Il reste donc des deux côtés une impression d’abandon et une hostilité qui n’était pas présente que j’avais connue durant la première guerre. Il faut absolument réparer ça, et je pense que ce ne serait pas seulement aux humanitaires qui, après tout, viennent après la bataille, de le faire. C’est une besogne politico-psychologique, c’est une besogne sociétale qu’il faut absolument maintenir. Aurora notre fondation, peut en comprendre l’urgence.

Il y a aussi quelque chose qui nous a beaucoup étonnés : c’est le désir d’indépendance toujours présent en Artsakh. On compare souvent le cas du Haut-Karabakh avec celui du Kosovo que je connais bien. Mais n’oublions pas qu’il y avait quand même deux millions de personnes au Kosovo, et au Karabakh, il y en a 140 000 dont 40 000 qui sont parties...

J’espère qu’un jour, une négociation permettra de maintenir l’accès direct comme c’était le cas avant avec Artsakh. Je pense que le dialogue indispensable peut se nouer grâce aux efforts de tous et surtout des Russes. Oui il faut donner à M. Poutine un rôle de faiseur de paix.

Je sais que cela semble contradictoire. Le réalisme l’exige. Et le destin des Arméniens aussi.

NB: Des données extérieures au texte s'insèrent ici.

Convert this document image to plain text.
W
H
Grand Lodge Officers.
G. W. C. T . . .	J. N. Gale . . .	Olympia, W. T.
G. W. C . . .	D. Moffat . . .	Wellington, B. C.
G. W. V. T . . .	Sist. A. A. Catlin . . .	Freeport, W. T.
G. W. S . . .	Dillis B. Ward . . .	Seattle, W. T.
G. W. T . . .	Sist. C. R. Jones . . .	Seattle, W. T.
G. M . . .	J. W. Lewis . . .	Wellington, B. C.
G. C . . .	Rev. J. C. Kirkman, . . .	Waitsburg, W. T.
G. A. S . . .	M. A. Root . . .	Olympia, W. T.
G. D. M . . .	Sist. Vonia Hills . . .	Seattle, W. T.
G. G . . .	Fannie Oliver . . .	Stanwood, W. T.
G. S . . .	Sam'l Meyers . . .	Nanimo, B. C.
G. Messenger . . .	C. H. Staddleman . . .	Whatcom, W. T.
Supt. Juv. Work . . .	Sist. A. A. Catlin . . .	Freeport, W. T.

Enfin, ce voyage était un voyage AURORA, cette fondation qui réunit des gens exceptionnels, et cette liste de candidats que j’ai lue en venant ici, des 18 personnes sélectionnées pour le Prix AURORA 2021, nous apprend la bravoure, l’intelligence, la détermination, la persistance…

C’est de telles valeurs dont nous avons besoin pour entamer cet indispensable et long dialogue pour une paix équilibrée.